И он еще хотел что-то сказать мне, но не мог, потому что в продолжение целого дня Марья Ивановна не отступала от меня ни на шаг. Что же хотел он сказать мне?
Не знаю, как добила я этот несчастный день; насилу-то оставили наконец меня одну, насилу могу я запереться в своей комнатке. Говорят, будто завтра приедет жених, и мне приказано пораньше заснуть, чтоб быть свежее и веселее… а я больна и, может быть, вовсе не встану с постели!
Господи! где рука твоя, где твоя благость? Я умираю, я гибну, я поневоле подниму на себя руки, если все это не кончится! потому что нет мне больше силы терпеть, потому что терпенье – бесплодная добродетель, над которою смеются, в которую бросают каменьями! Пусть же покажет оно лицо свое, пусть явится оно, давно желанное провидение, когда нужна его помощь, потому что тут нечего ждать, нечего медлить, надо скорее спешить на помощь, потому что одна минута промедления будет стоить целой жизни человеку!
Уж скоро будет неделя, как Гуров объявлен моим женихом и почти безвыездно живет у нас. Нельзя представить себе того мученья, которое я терплю все это время: целые дни он, как тень, ни на шаг не отходит от меня, целые дни твердит мне о своей любви, о симпатии душ, читает свои стихи, спрашивает у меня советов, и когда я молчу, потому что действительно не знаю, что отвечать на его вопросы, он жалобно, почти со слезами, говорит мне: "Что ж вы ничего не скажете, Татьяна Игнатьевна? или вы равнодушны к моему чувству, или вы не любите меня, друг мой?"

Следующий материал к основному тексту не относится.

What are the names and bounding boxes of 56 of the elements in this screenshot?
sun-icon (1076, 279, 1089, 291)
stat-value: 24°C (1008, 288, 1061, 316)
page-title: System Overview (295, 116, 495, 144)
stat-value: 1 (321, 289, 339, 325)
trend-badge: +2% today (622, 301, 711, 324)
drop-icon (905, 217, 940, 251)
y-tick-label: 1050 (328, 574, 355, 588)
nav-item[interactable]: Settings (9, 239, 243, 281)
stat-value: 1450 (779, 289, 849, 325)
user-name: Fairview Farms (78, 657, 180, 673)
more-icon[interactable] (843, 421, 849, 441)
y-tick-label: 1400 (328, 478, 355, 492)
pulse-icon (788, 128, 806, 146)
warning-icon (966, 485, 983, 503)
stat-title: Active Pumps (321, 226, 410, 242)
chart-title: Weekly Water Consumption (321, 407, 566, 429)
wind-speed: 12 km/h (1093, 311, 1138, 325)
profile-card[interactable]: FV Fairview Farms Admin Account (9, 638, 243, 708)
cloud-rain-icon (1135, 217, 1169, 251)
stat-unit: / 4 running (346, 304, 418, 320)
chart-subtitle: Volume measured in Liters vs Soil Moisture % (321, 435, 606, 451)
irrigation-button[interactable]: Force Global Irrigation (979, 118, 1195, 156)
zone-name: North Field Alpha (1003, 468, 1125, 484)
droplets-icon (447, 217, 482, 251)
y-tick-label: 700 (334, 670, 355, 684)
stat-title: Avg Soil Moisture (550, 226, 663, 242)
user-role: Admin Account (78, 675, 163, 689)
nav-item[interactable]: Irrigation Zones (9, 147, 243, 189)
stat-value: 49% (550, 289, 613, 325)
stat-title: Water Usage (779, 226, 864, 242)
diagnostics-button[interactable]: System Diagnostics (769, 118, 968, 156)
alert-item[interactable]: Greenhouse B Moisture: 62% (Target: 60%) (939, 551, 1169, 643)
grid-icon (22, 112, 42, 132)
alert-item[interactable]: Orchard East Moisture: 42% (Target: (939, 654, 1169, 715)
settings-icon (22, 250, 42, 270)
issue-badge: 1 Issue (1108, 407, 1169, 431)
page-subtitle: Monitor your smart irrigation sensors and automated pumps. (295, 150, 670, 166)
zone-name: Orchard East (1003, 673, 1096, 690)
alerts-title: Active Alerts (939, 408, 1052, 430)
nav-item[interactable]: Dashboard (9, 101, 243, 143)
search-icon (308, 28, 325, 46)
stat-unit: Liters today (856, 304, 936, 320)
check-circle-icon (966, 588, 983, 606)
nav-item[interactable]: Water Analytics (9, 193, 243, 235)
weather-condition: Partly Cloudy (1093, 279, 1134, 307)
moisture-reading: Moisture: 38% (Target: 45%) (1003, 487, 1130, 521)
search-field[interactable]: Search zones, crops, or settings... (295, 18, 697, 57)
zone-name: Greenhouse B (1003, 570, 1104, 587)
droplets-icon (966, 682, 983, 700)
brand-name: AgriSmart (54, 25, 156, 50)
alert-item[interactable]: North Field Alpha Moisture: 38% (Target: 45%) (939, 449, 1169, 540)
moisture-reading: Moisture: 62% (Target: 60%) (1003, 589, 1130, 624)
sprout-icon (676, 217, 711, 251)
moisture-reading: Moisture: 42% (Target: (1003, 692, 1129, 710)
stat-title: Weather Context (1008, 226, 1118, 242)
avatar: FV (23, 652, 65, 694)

Если б он знал, какая горькая для него истина заключается в этих невольно высказавшихся словах!
И как будто нарочно, Нагибин постоянно оставляет нас одних, чуть только есть маленькая возможность ускользнуть ему от меня!
Отчего же не могу я любить Гурова? отчего он жалок мне? отчего его любовь кажется приторною, переслащенною, его предупредительность надоедает мне? И действительно, в нем совершенно нет никакого внутреннего содержания и слишком мало образованности, начитанности, чтоб хоть сколько-нибудь заменить этот недостаток, так что в одну минуту, в одном разговоре, он так вполне всего себя выскажет, что более ничего не остается и знать об нем. А между тем любовь именно и живет этой неизвестностью, именно в том и обаяние ее, что беспрестанно думаешь, будто вполне изведала всю душу, всю жизнь любимого человека, и беспрестанно открываешь в нем новые стороны, новый неисчерпаемый источник для изучения… До тех только пор и живет страсть, покуда она еще не вполне удовлетворена, покуда еще остается ей желать; тогда только и возможна она, когда пробуждают ее от полузабытья ее, заставляют быть деятельною, предприимчивою.
Ничего этого в Гурове нет; он как будто не понимает этого необходимого закона любви, как будто не сознает, что любовь нужно поддерживать, подстрекать, иначе она умрет, зачахнет при самом своем рождении – могу ли же я любить этого человека?..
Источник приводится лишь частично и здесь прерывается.